The controversy about cafe bar licences and the tension between the Government parties is distracting from the real issue, according to a campaigner against alcohol abuse.
Denis Bradley, chairman of the North West Alcohol Forum (NWAF), which has just launched a pilot programme aimed at combating "harmful drinking", said he was getting "a bit annoyed" with the focus on whether Fianna Fáil or the PDs had got their way.
"We are having the wrong debate," said Mr Bradley, founder of an alcohol and drug-treatment centre in Derry and vice-chairman of the Northern Ireland Policing Board.
"The PDs are big boys, and Fianna Fáil are big boys, and they can look after themselves.
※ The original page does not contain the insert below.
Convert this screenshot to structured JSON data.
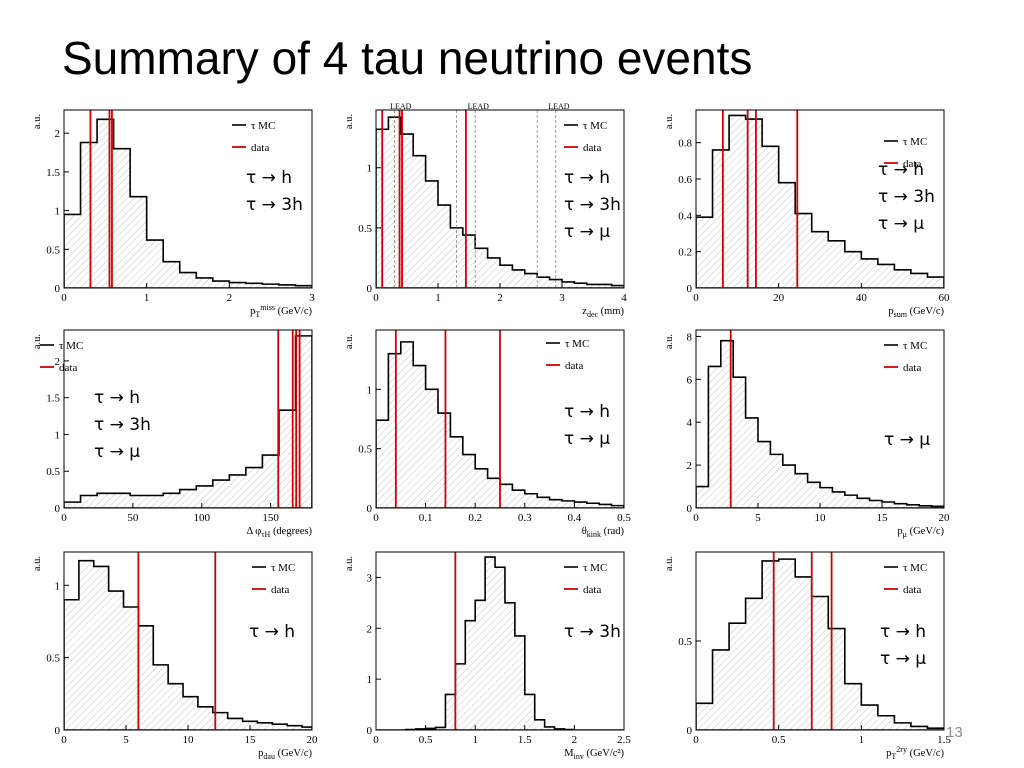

It is the young fellow who may commit suicide, the battered wife, the fellow who has been admitted to the accident and emergency department for the fifth or sixth time I worry about."
He said there was too much emphasis on the licensing aspect in the proposed legislation, and not enough on health issues.
Having lived in southern Europe for several years, he said, loved cafe society, but he did not think cafe bars on their own would be the answer to the worsening problem of alcohol abuse in this country. The pilot project, Action on Alcohol, which was launched by the Minister for Health last weekend, was one of the recommendations in the forum's report, Portrait of our Drinking, published last year.
It found almost one in four patients presenting at A&E in Sligo and Letterkenny was intoxicated, and that alcohol was the second most common reason for admission to acute psychiatric services in the region.
The forum, the first of its kind in the country, includes representatives from the Garda, judiciary, youth councils, Traveller community, medical professions, politicians, vintners, Probation Service, clergy and education.
Mr Bradley said cafe bars were a good idea, but experience had shown that Ireland, when it imported a drinking culture, did not do away with the old one.